If one looks at the world from space, they will be met with luscious green expanses, bubbling white clouds, and imperceptibly deep-blue waters. From above, the Earth would appear harmless, unassuming, almost as if nothing could go wrong.
On October 31st, the seventh billion person was born.
That person is Danica May Camacho. She was born into a struggling family in an overwhelmingly crowded hospital. Despite her circumstantial conditions, the pregnancy was mostly without complications. Upon her arrival, she was given a cake that read “7B Philippines”, as well as a gift certificate for a free pair of shoes.
Perhaps, though, those shoes and that cake were an apology for unlike any generation before, Danica is faced with crippling uncertainty. Poverty is systematic. Fresh water and food sources are scarce. Energy sources are being drained. Ecological degradation is occurring at an ever-increasing rate. In short, it seems that the world is doomed to peril.
It is not Danica’s fault though; this is for certain. She never asked to be born. None of us ever did. Perhaps if Danica could have chosen, she may have never asked to be born to a world someone else messed up.
That someone else is us. What was once – from the wealth of a planet to the wealth of a bank – is ours to solely claim and consequently dwindle, and what is – from a world that struggles to satisfy its rapidly increasing population – is Danica’s to strain over.
For that, future generations, please accept our apologies.
Such an outcome, though, is not without prediction. Thomas Malthus famously noted that humankind would lead to its own inevitable condemnation. He stated that, “The power of population is indefinitely greater than the power in the earth to produce subsistence for man.” This was in 1798. From that day, demographers have been equally eschatological. Currently, the world was supposed to end 242 times.
Here we are. Here Danica is. Here the future still exists, although barely.
For it seems that what has been forgotten in all the systematic models, in all the apocalyptic formulas, in all the harrowing predictions, is humanity’s ingenuity. Granted, it is this same ingenuity that produced such a royal mess, and granted that it is this ingenuity that is telling us that the world is doomed – but it is this same ingenuity that has, and will, bring about solutions.
While it is true much that has been written about this seventh billion birth is the reality check that is needed, and the consequences of humanity’s disastrous climb to its unknown carrying capacity, we have failed to see that the solutions, as well as the problems, are in ourselves.
If it is true that there is power in numbers, imagine if all seven billion of us went out to change the world. If all seven billion of us did something positive, or voiced a constructive opinion, or simply cared for our fellow species, who knows what world the eighth billion baby would be born into?
To do this, perhaps we’d have to set aside our differences, our religions, our cultures, and all else that divides us. Maybe that seems lofty. Maybe not. Though, if a person considers it, they may realize it is by accident that they are a certain religion, it is by accident that they are a certain culture, but it is inevitable that they are human. We all are.

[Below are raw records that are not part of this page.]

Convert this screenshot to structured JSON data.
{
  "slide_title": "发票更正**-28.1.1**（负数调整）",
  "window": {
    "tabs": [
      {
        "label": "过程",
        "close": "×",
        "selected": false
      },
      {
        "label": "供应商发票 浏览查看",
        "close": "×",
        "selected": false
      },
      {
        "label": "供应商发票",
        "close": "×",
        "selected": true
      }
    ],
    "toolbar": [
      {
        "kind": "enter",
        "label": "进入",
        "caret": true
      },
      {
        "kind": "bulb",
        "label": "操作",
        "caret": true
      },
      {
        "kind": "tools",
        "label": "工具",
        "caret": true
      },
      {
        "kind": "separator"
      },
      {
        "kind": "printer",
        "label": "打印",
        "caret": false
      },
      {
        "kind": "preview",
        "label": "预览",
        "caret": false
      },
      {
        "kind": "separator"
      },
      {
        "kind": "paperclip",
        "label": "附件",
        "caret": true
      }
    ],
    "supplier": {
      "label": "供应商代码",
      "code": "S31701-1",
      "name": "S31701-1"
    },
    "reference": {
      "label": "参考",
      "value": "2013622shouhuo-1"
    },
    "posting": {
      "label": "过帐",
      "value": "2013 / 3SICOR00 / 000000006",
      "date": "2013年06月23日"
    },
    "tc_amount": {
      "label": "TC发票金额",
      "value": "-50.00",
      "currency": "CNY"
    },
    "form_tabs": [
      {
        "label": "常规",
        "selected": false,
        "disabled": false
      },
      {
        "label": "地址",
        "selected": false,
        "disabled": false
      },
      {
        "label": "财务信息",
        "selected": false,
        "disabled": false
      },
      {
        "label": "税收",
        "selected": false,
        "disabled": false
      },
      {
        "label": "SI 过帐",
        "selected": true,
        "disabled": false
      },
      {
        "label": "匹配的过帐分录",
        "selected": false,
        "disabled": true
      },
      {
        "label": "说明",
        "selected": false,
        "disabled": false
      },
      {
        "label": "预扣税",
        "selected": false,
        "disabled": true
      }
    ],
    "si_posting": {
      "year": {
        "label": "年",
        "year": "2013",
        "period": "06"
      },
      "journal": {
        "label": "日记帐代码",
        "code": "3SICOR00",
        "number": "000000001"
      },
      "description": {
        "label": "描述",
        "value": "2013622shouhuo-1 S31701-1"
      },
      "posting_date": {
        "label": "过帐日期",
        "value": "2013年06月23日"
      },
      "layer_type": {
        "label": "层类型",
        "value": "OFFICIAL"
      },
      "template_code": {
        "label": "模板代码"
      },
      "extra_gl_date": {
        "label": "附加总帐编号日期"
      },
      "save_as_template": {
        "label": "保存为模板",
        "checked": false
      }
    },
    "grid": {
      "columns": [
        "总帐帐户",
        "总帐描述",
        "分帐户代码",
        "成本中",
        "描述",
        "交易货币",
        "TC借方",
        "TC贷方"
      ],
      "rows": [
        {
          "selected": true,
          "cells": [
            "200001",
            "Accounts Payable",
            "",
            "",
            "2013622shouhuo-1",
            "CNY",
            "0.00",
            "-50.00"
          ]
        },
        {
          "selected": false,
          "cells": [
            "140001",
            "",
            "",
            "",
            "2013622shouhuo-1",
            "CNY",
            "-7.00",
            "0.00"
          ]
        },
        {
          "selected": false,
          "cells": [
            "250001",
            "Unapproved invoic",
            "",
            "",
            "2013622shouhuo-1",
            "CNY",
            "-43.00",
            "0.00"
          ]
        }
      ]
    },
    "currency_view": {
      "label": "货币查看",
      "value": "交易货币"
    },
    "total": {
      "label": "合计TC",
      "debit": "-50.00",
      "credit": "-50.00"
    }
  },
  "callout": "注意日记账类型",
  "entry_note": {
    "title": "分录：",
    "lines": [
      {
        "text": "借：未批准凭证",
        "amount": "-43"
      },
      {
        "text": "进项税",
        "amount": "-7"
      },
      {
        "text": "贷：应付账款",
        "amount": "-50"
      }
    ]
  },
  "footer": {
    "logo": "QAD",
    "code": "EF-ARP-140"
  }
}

It is all we will ever be. If we discard the labels and conceptions, we will find something we have always had: humanity – and in turn, solutions to our own self-imposed destruction.
For the solutions needed to solve the dilemmas we face must help the entire world, not just one culture, one religion, or one nation.
This may never happen. As time progresses, divisions have never been more evident. There exists the gap between the wealthiest and the poorest, the intelligent and the dumb, and the able and the inept. So it goes on. The list is long and arduous. To add insult to injury, most of us stand as town callers rather than town doers, as this blog is a painful testimony. As far as can be seen, the world will only get worse both from lack of action and the inappropriate actions we perform. In a way, the end of times – or at least our times – will be caused by ourselves, and the conceptions of what we are supposed to be and do.
As it stands, either humanity will destroy itself or humanity will control itself. Those are the only options. One leads to the end, one leads to a new beginning.
As the cliché goes, change is the only thing that is constant. It may be that as time progresses, we are no longer burdened by what we perceive ourselves to be. We may end, that much is certain, but in our ending, we may become something greater than ourselves: a new beginning of humanity. If so, then the world as we know it may look the same from space, but be entirely different. Instead of looking harmless, unassuming, and as if nothing could go wrong, it may very well be those things.